Restructured Python modukes
One point you may encounter is migration of Python libraries which have been restructured between versions 2 and 3 like urllib and urllib2, their structure has been changed between Python releases. However this is included in the 2to3 migration too. The following example demonstrates it quickly:
import urllib2
req = urllib2.Request('https://www.python.org/')
response = urllib2.urlopen(req)
the_page = response.read()
print the_page
This simple script uses the urllib2.Request to create a request-response website reading. This is really basic but it shows you how these libraries changed between versions. I added the contents of this example into the urllib_example.py file.
import urllib.request, urllib.error, urllib.parse
req = urllib.request.Request('https://www.python.org/')

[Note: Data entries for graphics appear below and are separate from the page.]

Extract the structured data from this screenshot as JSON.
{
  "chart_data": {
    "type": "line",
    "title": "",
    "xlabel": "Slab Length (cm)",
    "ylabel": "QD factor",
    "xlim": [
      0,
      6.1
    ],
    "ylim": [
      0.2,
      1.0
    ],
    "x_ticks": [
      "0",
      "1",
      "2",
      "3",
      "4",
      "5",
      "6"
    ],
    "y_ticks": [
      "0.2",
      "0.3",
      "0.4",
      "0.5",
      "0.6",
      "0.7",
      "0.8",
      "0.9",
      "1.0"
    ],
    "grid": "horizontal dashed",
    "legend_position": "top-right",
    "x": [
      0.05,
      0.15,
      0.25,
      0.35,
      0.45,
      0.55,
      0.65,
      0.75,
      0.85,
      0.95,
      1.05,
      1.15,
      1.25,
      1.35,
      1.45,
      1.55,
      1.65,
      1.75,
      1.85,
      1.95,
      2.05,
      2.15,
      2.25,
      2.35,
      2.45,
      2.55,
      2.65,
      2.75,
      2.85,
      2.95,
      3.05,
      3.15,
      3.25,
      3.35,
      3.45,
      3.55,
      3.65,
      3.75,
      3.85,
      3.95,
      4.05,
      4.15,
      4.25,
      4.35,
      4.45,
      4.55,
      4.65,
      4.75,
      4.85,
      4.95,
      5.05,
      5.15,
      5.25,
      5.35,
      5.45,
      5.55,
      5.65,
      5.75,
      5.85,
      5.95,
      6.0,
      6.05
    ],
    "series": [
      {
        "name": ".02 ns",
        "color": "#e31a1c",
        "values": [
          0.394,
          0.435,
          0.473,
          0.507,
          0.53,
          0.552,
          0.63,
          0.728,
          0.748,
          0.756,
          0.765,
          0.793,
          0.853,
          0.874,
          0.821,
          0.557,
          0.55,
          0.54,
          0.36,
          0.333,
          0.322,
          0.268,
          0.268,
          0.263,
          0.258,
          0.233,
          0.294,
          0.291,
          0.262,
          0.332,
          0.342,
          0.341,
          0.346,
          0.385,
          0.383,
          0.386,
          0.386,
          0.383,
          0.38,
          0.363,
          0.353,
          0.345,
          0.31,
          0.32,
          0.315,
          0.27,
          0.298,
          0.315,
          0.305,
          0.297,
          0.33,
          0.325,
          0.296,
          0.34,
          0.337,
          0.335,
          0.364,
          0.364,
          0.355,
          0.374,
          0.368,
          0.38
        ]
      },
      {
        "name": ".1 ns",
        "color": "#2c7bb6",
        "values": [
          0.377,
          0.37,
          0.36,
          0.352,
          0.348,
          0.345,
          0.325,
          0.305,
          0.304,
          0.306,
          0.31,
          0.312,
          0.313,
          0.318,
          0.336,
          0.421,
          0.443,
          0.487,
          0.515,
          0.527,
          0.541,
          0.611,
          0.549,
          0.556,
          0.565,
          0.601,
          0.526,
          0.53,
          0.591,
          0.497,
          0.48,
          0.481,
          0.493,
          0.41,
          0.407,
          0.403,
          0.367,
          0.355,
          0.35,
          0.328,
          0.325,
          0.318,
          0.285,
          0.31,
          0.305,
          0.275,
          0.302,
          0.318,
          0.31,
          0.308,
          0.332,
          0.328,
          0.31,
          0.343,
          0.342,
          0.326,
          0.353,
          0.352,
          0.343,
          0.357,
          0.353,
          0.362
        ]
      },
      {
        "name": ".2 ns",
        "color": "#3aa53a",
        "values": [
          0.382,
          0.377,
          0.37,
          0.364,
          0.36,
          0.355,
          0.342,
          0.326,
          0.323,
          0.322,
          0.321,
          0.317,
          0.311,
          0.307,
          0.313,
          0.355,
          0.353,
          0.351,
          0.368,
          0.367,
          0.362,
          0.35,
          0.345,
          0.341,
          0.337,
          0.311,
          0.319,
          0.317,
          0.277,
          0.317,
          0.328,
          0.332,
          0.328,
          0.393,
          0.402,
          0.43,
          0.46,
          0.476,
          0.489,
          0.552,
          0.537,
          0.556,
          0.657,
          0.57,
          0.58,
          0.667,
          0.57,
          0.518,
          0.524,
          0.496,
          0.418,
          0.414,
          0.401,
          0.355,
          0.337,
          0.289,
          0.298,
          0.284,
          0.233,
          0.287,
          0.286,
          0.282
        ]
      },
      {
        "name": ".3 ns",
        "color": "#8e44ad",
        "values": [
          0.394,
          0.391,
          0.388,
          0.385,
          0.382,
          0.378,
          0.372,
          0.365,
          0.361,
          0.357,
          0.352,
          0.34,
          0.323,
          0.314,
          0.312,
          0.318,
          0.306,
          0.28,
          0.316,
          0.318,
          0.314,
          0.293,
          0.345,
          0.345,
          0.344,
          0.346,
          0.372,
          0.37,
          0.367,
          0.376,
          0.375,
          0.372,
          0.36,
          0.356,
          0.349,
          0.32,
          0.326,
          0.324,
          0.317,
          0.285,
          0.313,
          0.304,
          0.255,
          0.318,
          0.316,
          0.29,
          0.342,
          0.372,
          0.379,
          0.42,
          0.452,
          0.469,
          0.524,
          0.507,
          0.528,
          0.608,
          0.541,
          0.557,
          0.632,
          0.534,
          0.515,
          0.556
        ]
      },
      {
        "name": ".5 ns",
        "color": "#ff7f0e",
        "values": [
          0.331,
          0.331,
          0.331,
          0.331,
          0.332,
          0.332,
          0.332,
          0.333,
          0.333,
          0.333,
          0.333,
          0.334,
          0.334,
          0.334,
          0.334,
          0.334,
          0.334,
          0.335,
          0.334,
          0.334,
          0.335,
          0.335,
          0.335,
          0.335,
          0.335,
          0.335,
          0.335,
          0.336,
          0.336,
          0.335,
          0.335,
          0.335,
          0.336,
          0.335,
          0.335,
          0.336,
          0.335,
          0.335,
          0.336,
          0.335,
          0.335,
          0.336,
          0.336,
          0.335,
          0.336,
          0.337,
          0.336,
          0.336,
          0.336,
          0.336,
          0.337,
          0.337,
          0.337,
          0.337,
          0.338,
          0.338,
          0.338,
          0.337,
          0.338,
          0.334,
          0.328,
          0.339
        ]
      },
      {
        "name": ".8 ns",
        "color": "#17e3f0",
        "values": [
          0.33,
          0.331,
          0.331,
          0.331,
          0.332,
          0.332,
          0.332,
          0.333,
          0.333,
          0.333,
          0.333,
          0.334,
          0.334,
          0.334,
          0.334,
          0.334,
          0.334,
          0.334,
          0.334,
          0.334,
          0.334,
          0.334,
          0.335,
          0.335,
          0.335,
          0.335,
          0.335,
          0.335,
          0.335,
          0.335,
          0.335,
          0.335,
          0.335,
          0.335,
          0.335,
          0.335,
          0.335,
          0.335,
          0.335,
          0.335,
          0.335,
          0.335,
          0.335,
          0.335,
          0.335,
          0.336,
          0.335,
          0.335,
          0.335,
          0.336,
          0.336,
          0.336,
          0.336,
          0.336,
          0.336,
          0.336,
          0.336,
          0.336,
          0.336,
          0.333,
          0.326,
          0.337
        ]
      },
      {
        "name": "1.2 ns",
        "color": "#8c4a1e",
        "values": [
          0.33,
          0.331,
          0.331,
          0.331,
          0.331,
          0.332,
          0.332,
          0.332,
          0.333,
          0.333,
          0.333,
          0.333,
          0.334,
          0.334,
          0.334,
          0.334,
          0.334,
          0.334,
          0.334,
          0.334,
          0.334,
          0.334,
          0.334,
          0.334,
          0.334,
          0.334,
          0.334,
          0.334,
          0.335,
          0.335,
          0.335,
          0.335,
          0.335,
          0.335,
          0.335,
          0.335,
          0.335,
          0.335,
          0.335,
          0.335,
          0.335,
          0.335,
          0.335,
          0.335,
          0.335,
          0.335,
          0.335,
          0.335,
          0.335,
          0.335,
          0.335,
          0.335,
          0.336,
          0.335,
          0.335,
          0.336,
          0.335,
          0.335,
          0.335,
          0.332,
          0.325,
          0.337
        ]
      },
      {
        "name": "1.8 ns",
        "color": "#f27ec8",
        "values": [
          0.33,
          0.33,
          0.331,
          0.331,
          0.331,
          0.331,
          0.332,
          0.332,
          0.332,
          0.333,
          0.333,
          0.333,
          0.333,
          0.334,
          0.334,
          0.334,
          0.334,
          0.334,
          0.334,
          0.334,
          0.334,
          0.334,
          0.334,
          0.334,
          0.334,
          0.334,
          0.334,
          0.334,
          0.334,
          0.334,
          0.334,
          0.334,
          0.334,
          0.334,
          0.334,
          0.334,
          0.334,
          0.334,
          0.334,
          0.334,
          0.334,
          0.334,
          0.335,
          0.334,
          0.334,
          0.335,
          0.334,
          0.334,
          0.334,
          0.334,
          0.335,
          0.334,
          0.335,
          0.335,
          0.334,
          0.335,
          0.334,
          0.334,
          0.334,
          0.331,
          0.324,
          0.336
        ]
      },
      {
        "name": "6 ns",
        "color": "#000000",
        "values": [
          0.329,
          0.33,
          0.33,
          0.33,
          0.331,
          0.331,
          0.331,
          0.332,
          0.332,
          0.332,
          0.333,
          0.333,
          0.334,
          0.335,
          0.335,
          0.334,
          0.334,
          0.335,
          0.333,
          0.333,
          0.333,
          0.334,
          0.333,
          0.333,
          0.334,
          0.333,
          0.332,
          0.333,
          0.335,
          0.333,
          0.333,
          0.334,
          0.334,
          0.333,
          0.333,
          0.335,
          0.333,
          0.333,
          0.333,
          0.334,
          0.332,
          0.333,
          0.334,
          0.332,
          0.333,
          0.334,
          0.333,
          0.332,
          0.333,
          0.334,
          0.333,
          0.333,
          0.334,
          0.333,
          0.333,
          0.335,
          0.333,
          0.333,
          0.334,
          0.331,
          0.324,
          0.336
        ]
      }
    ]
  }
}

response = urllib.request.urlopen(req)
the_page = response.read()
print(the_page)
The code above is the migrated version. As you can see, the migration adds some more imports than required like urllib.error and urllib.parse but this should not bother you -they are included because they would be used in a better script however mine is just a simple example.
Conclusion
Migration from Python 2.7 to Python 3.5 is not a big thing. Most worrying changes are handled with the 2to3 migration tool delivered by Python. Some cases however have to be taken care of like division which changed between these two version. And that's why you should have tests to see if your migration result really works as you expect it.